By three on Thursday, every desk in Classroom X was taken. Students folded on the floor in any available square, the walls were lined with leaners, and I was a nervous mess. This would be my first critique and it would be delivered by one of the world’s most famous poets in front of at least fifty people; students mostly but as many old people from town who could stuff in. May Sarton entered to applause. Tall, thin, thick waves of white gray hair standing from a long face with a strong, sharp chin and a large nose to support large, round glasses. She dispensed with opening remarks by emphasizing how enriching it was for her to interact with students, her favorite part of these programs.
She called the first student to the lectern and asked him to read his poem. When he returned to his seat, she presented a thoughtful review of the strong points in his composition, questioned some of the images, offered an idea or two on how to explore further. Gentle, respectful. And so it went for the next four students.
I was last. Acutely aware of the dark rings under the arms of my purple peasant blouse, I picked my way to the lectern. Mine was an incredibly simple poem and for that reason alone, I couldn’t believe she’d singled me out. Knees knocking, voice shaking, I began. “It’s called, ‘A Poet’s Prayer:’
Oh Lord / Come help your frustrated poet. / Bound by the witching hour / You plague me. / You bastard.
You tell me I will be a Voice / for your wonder, / a mystical medium / to describe the magic.
Then / You make the moon a pulsing disc of silver / And you charge the black water / With dancing electric eels of light. / And You put me on the seawall and whisper / ‘Tell them about ME.'”
My face burned from nerves and pride as I stepped across students sitting cross-legged in the aisle.

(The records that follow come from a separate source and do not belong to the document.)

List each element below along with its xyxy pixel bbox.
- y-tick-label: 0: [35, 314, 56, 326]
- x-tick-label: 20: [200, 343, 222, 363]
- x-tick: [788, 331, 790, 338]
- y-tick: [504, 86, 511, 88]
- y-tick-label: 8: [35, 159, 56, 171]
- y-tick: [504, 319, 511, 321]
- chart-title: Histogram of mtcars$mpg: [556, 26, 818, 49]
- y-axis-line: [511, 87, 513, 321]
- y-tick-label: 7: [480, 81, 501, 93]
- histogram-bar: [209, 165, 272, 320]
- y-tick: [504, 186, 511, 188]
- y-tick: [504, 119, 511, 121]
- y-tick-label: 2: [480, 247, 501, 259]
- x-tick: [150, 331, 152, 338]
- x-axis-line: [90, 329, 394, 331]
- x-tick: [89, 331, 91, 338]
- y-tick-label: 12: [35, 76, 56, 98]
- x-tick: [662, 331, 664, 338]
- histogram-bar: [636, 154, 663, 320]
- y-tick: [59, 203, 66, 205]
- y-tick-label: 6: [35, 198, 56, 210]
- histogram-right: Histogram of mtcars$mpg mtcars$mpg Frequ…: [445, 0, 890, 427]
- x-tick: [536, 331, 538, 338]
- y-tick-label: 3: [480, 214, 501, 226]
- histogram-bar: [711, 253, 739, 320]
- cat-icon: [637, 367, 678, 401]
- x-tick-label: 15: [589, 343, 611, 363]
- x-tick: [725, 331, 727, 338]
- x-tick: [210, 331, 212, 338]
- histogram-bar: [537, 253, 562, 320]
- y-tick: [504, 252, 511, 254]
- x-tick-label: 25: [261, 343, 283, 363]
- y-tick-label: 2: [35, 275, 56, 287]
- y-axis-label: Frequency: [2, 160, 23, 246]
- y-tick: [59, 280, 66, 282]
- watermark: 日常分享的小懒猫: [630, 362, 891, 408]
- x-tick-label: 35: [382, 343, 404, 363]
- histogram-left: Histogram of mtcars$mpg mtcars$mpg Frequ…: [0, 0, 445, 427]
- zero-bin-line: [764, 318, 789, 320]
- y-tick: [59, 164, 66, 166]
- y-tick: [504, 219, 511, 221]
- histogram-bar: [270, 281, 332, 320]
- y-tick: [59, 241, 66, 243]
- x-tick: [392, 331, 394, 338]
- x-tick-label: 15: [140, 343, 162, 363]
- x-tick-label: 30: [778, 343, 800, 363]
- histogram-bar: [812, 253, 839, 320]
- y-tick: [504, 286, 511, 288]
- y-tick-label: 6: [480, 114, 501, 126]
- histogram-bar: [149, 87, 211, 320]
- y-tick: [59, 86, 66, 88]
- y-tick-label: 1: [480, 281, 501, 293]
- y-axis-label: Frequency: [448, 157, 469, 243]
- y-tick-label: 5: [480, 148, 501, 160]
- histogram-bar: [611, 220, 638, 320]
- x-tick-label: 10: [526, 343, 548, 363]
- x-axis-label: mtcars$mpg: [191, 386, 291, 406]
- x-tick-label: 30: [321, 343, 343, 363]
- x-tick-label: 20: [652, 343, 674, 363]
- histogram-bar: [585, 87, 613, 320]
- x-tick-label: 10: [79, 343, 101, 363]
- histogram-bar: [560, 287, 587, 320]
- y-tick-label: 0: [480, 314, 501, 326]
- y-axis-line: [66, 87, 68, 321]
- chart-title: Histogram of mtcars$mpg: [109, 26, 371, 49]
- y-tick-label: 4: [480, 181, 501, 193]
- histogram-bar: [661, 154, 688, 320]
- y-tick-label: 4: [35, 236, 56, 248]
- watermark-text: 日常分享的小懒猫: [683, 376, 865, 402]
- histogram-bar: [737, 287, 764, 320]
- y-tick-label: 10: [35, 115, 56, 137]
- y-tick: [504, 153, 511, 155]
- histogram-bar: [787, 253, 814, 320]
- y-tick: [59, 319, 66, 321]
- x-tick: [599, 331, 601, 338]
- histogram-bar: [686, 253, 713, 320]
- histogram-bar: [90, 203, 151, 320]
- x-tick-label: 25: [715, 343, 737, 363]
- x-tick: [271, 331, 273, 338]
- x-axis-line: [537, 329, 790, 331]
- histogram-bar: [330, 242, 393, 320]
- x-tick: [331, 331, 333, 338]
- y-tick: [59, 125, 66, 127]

I hadn’t even reached my seat when May Sarton began. This one, she explained, she saved for last because it was the weakest of the submissions. Immature. Childish. Shocking language for no reason. And worse of all, by her assessment? You say you can’t describe the scene and then you do it!
The room went uncomfortably silent. Then the program was over. I pushed through students and townies alike, focused only on finding the door of the room where my mother was teaching. Her class was just ending and she pulled me into a tight embrace. “What did that mean old lesbian do to my baby?” she hissed, stroking my hair while I sobbed on her shoulder.
What did she do? She said my poem was bad. By any measure, I’m sure it is. But that critique dammed up any urge to write poetry. And I now realize the experience colored my expectations of critiques. I attended two writer’s conferences between November and January; workshops at both tore chunks from my soul, even though the feedback was not exclusively negative. My problem lies between my ears: something physiological happens in my brain when a respected someone critiques my work. Unless they dance on the table, I start to emotionally hemorrhage.
In May of 1981, after that devastating workshop with May Sarton, I wanted only to erase every memory. But until school was out three weeks later, strangers kept stopping me on my way to class, or in the library, or at the post office to say shyly, “I liked your poem.” At the time, each attempt at comfort was salt in an open wound. Reading my journal 35 years later, I appreciate the kindness of those strangers.
It’s time to stop letting May Sarton’s careless words haunt and hurt me. But I also vow to submit only essays I’m unattached to for any future writer’s conferences. I’m unequipped to accept real feedback on my real work.
I’m a solitary witch. Perhaps I’m also a solitary writer.